Image of a set of zero measure has zero measure

Question

I am studying for my final and got stuck on the following problem from the previous year. I put my attempt below.

Suppose that $I\subset \mathbb{R}$ is an open interval, $f:I\rightarrow \mathbb{R}$ is differentiable on $I$ and its derivative is continuous on $I$. If $a,b\in I$ and $E\subseteq [a,b]$ is of Lebesgue measure zero, show that $f(E)$ is a set of Lebesgue measure zero.
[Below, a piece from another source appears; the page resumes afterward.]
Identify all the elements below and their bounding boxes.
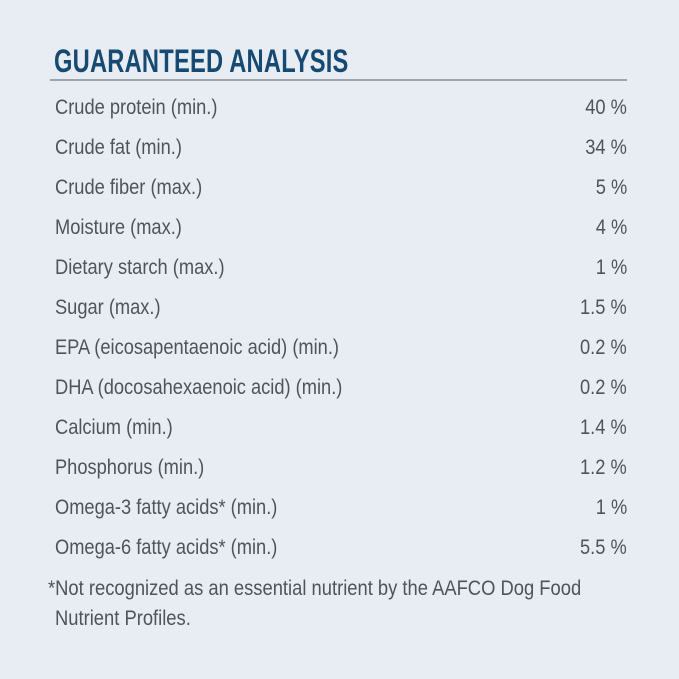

I think that since $E$ is a set of measure zero for every $\varepsilon>0$, there is a countable covering of $E$ with disjoint open intervals $E\subset \cup_{i\geq 1} U_i$ where $|U_i|=d_i$, so that $\sum_{i=1}m^\ast(U_i)=\sum_{i=1} d_i<\varepsilon$, then: $$ m^\ast(f(E))\leq \sum_{i=1} m^\ast(f(U_i))\leq \sum_{i=1}|(f(u_{i1}),f(u_{i2}))|=\sum_{i=1}|f(u_{i1})-f(u_{i2})|\leq \sup_{a\leq t\leq b}|f'(t)| \varepsilon, $$ so $m^\ast(f(E))$ has measure zero as $f'$ is bounded on $[a,b]$.

Howerver, I am not sure why $\sum_{i=1} m^\ast(f(U_i))\leq \sum_{i=1}|(f(u_{i1}),f(u_{i2}))|$.

I am also trying to see why this would imply that for a set $E\subseteq I$ with measure zero, $f(E)$ is a set of measure zero.

Answer 1

Essentially you are taking $ E\subset U $ with $m^*(U)<\epsilon $ where WLOG $U = \cup_i(a_i,b_i) $ for such disjoint intervals and then estimating $$ \sum_i |f(b_i)-f(a_i)| = \sum_i \left|\int^{b_i}_{a_i}f'(t)dt\right| \leq \sum_i \int^{b_i}_{a_i}|f'(t)|dt = \int_U |f'(t)|dt \leq \epsilon \sup |f'(t)| $$ But as you rightly doubted, although $U = \cup_i(a_i,b_i) $, it doesn't necessarily imply $f(U) \subset \cup_i(f(a_i),f(b_i)) $ from which you may conclude from above $$ m^*(f(U))\leq \sum_i |f(b_i)-f(a_i)| \leq \epsilon \sup|f'(t)| $$ However the implication is true for monotonically increasing functions. And infact for your function can be expressed as a difference of two increasing functions, so doing the estimate for increasing functions is good enough.To see this last statement you need to define the total variation, as follows $$ g(x) = V^x_a(f) = \sup\{\ \sum_i|f(x_i)-f(x_{i-1})| \ a= x_0 <x_1<...<x_n = x\} $$ Where the sup is taken over all partitions. So you can observe that for $ a < x<y\leq b $ you have $$ V^y_a(f) = V^x_a(f) + V^y_x(f) $$ which makes $g $ increasing, and also observe $ |f(y) -f(x)| \leq V^y_x(f) = V^y_a(f)-V^x_a(f) $ and hence $ g(y)-f(y) \geq g(x)-f(x) $ making $ g-f $ also increasing, and $ f = g - (g-f) $ and you can estimate $ g(U) $ and $ (g-f)(U) $ seperately.